In presenza di un fenomeno di Bell non controllabile è controindicato l’utilizzo dell’anestesia topica per l’aumento esponenziale delle complicanze intraoperatorie a carico del paziente con rischio di perdita della vista.

Per questi motivi l’anestesia topica non è da sola sufficiente a produrre la necessaria analgesia per permettere al paziente di sottoporsi all’intervento in condizioni di sicurezza. Questo obbliga ad attuare da parte del medico anestesista per via endovenosa una sedazione non profonda con farmaci di competenza anestesiologica.

In Italia l’anestesia topica è stata introdotta nel 1993 e si è diffusa nei primi anni 2000. Ancora oggi non è la tecnica anestesiologica maggiormente utilizzata nella chirurgia della cataratta. Invece, risulta essere la tecnica di riferimento nella chirurgia rifrattiva della cataratta e del cristallino con l’applicazione delle tecnologie digitali per la miglior centratura e valutazione intraoperatoria del corretto potere del cristallino artificiale e dell’asse visivo, misurazioni ottenibili unicamente con la collaborazione del paziente in assenza di paralisi dei muscoli oculari.

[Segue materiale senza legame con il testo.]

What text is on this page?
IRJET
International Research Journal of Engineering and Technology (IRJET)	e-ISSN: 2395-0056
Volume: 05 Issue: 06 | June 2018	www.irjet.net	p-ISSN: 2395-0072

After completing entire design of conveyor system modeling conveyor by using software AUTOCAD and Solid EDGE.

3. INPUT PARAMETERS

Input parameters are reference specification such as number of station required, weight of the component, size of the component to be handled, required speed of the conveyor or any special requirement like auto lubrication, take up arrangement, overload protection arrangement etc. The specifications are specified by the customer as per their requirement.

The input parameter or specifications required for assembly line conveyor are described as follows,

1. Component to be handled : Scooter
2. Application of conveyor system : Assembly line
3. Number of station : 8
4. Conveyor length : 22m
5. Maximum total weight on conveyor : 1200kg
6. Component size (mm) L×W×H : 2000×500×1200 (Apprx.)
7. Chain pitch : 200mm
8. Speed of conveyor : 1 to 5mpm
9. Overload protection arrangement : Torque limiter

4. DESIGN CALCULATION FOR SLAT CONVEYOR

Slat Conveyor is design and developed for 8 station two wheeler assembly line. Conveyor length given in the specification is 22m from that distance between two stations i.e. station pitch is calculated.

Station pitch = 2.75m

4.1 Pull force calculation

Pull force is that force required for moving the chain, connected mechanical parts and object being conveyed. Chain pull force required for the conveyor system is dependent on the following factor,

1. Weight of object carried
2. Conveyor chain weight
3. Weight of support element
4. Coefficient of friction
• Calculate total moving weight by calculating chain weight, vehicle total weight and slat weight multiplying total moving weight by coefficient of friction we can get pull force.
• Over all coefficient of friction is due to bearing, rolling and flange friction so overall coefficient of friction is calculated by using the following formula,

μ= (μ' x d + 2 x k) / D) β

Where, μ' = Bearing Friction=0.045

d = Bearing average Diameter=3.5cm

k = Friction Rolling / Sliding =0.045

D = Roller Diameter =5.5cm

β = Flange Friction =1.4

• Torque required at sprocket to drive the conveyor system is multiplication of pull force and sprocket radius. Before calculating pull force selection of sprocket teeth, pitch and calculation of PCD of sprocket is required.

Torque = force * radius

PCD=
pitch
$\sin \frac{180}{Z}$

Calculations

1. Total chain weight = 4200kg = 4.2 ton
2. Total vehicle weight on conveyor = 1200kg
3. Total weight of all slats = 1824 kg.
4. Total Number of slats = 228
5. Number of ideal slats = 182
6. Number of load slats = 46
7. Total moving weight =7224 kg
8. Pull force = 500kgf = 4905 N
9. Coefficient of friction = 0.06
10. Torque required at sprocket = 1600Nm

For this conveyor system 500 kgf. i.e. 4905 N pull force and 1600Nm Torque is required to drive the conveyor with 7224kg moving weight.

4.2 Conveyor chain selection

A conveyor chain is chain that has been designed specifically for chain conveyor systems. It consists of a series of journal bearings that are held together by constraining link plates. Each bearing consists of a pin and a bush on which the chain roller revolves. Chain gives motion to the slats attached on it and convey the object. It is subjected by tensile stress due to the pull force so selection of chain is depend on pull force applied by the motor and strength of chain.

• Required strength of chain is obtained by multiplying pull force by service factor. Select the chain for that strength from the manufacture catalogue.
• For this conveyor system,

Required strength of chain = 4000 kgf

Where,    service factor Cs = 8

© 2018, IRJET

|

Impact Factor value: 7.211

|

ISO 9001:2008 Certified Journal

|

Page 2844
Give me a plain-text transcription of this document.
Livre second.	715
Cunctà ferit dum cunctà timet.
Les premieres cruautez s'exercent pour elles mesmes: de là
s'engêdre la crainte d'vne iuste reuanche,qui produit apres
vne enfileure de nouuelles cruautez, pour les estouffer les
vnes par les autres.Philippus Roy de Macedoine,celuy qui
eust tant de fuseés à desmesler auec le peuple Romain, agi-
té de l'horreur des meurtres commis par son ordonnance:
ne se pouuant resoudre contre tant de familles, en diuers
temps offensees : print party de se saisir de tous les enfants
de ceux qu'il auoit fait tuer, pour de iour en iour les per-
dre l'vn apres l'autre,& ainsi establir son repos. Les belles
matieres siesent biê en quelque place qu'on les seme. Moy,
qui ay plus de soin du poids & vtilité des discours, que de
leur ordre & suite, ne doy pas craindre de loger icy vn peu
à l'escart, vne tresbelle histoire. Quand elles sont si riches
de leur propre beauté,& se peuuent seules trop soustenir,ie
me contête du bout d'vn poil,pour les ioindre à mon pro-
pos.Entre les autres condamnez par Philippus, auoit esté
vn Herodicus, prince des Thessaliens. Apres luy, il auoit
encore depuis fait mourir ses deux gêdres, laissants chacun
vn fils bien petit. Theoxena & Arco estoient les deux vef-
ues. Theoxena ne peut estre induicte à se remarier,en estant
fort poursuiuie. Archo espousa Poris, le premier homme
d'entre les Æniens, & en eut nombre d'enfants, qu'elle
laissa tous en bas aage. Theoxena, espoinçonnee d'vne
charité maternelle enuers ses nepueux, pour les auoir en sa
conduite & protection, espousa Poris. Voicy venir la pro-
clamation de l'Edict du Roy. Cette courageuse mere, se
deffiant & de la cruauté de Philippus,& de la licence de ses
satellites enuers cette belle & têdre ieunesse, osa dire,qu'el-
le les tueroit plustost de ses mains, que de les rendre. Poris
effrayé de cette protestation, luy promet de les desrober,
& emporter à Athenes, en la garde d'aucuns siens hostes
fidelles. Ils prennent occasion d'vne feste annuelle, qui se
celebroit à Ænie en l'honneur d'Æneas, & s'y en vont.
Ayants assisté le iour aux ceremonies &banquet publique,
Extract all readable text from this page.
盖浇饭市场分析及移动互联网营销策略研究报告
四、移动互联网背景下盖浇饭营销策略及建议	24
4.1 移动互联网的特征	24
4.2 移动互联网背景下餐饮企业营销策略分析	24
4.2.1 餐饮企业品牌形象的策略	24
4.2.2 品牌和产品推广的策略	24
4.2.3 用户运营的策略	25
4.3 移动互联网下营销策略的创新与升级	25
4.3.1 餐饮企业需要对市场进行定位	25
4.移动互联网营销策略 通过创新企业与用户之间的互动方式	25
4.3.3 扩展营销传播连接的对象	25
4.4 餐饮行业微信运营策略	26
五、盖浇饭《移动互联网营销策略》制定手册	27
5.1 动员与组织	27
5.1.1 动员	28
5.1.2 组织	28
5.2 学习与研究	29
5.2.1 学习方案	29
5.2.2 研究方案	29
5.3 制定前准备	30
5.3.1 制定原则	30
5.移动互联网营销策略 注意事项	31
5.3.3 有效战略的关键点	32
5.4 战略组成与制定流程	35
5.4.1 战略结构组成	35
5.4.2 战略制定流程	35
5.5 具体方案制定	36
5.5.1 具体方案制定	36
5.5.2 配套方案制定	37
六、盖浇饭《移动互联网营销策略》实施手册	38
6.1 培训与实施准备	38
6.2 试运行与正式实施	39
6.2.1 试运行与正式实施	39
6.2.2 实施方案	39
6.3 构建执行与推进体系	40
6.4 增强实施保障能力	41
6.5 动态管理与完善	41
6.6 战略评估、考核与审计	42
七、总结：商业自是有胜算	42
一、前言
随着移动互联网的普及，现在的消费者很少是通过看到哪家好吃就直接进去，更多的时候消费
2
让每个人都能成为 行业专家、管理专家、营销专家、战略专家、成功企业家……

La responsabilità di presa in carico del paziente da parte del medico anestesista nella chirurgia rifrattiva della cataratta e del cristallino

In Italia, a tutela della sicurezza dei pazienti, l’attività di medico anestesista è consentita al solo medico anestesista in possesso dello specifico diploma universitario di specializzazione così come avviene per i medici radiologi e per i medici di medicina del lavoro. Quindi non è consentito al medico oculista, capo equipe chirurgica, di gestire il paziente sul piano anestesiologico e di sconfinare nelle competenze riservate per Legge al medico anestesista. Durante l’intervento di chirurgia rifrattiva della cataratta e del cristallino il chirurgo deve rimanere totalmente concentrato nello svolgimento della chirurgia e non può essere in grado di controllare le condizioni del paziente o attivare alcuna terapia di gestione delle complicanze. La responsabilità del medico anestesista specialista dipende dall’azione di presa in carico del paziente da sottoporre a chirurgia rifrattiva della cataratta e del cristallino. L’azione di presa in carico del paziente consiste in una valutazione preoperatoria (anche in contiguità all’esecuzione dell’intervento chirurgico se presenti gli esami preoperatori) delle condizioni del paziente con particolare riferimento alle patologie e terapie in atto e all’operatività d’intervento in caso di evento avverso intraoperatorio. In mancanza di tale procedura la responsabilità del medico anestesista risulta equivalente a un intervento estemporaneo di assistenza d’urgenza per un incidente stradale privo di qualunque dato clinico o strumentazione e terapia adeguata. Questo modo di procedere è totalmente penalizzante per la sicurezza del paziente e del suo diritto di accesso alle cure migliori.